This tasty recipe gets its flavour from a knockout vinaigrette of olive oil, vinegar, lemon juice and lemon zest that come together as a tangy and nutritious side dish.
The sunflower seeds provide a broad range of minerals, including copper, iron, magnesium, manganese, phosphorus, selenium and zinc, as well as folate and vitamins B1 and B6.

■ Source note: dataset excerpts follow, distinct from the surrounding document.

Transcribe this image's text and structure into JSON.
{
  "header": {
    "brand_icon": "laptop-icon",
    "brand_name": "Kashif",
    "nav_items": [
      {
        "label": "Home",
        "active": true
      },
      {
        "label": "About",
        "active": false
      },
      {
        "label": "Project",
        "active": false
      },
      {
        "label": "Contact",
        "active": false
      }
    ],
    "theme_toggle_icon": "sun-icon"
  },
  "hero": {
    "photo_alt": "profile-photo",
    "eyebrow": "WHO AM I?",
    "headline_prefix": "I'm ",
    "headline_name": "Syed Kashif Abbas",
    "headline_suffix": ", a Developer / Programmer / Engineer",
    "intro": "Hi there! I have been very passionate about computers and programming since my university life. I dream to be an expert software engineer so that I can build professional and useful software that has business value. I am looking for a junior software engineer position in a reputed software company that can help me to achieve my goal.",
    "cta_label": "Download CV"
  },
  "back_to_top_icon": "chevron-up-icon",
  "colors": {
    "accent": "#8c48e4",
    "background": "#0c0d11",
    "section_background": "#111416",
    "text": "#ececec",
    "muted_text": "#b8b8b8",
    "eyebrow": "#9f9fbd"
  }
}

The fresh parsley provides a massive dose of folate, iron and vitamins A, C and K, while the broccoli fills in the vitamin B5 and potassium.
Scorecard
- Diet Quality Score = 60%
- Satiety Index Score = 32%
- Protein % = 12%
- P:E ratio = 0.3
Macros
One serve provides 280 calories, 8 g protein, 23 g fat, 9 g of net carbs.
Micros
The Cronometer screengrab below shows the nutrients provided by 2000 calories of this recipe relative to the Optimal Nutrient Intakes.
Ingredients
SERVES 4
- 400 g broccoli, finely chopped
- 4 tbsp sunflower seeds
- 80 g parsley, finely chopped
- 1 tsp Dijon mustard (omit for AIP)
- 4 tbsp olive oil
- 1 tbsp apple cider vinegar
Directions
- Combine salad ingredients and toss.
- Set aside, leaving time for the vinegar to soften the raw broccoli a little.